Né à Rome d’un père pâtissier, Gaspard Dughet grandit place de la Trinité, coeur de la vie artistique romaine où évoluent un grand nombre de paysagistes nordiques et français – Paul Bril, Van Lear, Breenberg, Swanevelt, Claude Gellée et Nicolas Poussin, entre autres. Ce dernier, après avoir reçu vers 1629 l’hospitalité et les soins des Dughet, épouse l’une de leurs filles. L’entrée de Gaspard dans l’atelier de Poussin est la conséquence immédiate de cette union ; elle est d’autant plus évidente que la passion précoce du jeune homme pour la nature rencontre l’intérêt grandissant du maître pour la peinture de paysage. C’est donc exclusivement à ce genre que l’élève s’attache.

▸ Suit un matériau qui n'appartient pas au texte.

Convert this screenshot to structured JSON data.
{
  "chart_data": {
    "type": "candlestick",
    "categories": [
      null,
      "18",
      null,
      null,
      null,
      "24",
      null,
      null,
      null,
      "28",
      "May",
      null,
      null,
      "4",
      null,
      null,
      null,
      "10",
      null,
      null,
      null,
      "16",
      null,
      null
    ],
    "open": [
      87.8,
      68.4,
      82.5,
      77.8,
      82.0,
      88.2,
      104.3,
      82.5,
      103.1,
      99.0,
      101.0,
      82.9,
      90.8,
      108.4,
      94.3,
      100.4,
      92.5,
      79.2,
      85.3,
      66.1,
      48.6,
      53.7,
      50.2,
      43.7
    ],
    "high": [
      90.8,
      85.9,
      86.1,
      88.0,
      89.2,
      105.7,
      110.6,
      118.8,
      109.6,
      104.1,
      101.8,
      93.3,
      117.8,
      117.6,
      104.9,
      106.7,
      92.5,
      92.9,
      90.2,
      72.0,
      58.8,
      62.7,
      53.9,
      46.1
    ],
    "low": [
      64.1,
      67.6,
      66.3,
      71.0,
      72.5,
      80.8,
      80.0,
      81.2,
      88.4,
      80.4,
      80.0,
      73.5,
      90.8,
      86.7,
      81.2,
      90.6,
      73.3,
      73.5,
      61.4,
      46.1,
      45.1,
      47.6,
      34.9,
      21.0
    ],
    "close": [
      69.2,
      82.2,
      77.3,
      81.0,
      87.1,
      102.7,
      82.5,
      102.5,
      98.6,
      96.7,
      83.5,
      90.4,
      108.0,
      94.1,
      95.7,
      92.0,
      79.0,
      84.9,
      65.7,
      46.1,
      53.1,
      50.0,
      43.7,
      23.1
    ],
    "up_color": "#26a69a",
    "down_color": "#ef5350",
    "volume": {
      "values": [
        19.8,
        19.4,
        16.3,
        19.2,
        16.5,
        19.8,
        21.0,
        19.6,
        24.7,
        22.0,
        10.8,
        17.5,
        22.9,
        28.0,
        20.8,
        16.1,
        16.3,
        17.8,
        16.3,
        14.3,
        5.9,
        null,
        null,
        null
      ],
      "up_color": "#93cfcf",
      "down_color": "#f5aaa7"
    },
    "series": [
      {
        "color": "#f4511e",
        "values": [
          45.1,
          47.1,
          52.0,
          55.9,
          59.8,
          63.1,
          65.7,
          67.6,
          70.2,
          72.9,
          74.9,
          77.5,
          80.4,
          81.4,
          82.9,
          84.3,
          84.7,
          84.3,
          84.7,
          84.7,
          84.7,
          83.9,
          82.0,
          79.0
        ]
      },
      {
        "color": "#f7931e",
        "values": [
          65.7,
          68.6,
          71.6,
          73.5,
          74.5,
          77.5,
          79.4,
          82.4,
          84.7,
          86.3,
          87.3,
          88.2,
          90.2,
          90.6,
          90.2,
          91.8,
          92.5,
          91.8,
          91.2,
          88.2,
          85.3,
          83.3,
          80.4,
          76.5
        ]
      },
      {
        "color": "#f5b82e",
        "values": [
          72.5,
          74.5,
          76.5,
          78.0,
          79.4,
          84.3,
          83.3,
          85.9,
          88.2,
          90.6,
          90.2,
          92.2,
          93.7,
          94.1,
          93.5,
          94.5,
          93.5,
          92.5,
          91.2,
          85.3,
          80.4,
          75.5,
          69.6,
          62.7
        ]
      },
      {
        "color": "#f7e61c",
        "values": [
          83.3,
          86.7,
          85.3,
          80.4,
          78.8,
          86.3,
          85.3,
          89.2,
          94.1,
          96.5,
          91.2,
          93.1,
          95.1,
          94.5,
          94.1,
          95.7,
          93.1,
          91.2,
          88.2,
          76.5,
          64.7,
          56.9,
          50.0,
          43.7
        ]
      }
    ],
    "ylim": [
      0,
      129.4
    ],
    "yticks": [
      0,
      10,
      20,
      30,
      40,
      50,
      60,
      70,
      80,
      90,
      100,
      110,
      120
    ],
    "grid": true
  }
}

Ses premiers essais en peinture surpassent les espérances de Poussin au point que ce dernier les aurait fait « très bien vendre, comme ses propres créations, ce qu’ils étaient(1) ». La filiation entre les deux hommes, artistique autant qu’affective, est telle que Gaspard est bien vite connu par le nom de Poussin qu’on lui accole.


Lorsqu’il prend son indépendance, vers Pâques 1635, Dughet n’a pas vingt ans, mais il ne tarde pourtant pas à recevoir des commandes prestigieuses qui augurent la suite de sa carrière. Le Lorrain, qu’il a sans aucun doute fréquenté au cours de sa formation chez Poussin, intervient à son tour dans son développement en lui confiant l’exécution de fresques de sa composition au palais Muti Bussi à Rome vers 1636-1642. De Claude, le « Guaspre » tient son goût pour les effets de lumière et pour l’imitation des moments du jour. Il trouve également dans son oeuvre un modèle de paysage pastoral qu’il va s’approprier et faire évoluer au gré de ses expériences.


L’art de Gaspard traduit sa philosophie et son mode de vie. Il a mêlé dès son adolescence la pratique du dessin à celle de la chasse et de la pêche, les trois activités ayant pour seul objet une adoration de la nature. De bonne heure, l’épicurien qu’il a dû être a loué pas moins de quatre logis dans les alentours de Rome pour disposer du plus large éventail possible de motifs, et varier les jouissances de la vie champêtre. C’est du moins la légende qu’avec le temps ses paysages, exempts de sujets historiques, pleins d’un sentiment panthéiste, ont façonnée.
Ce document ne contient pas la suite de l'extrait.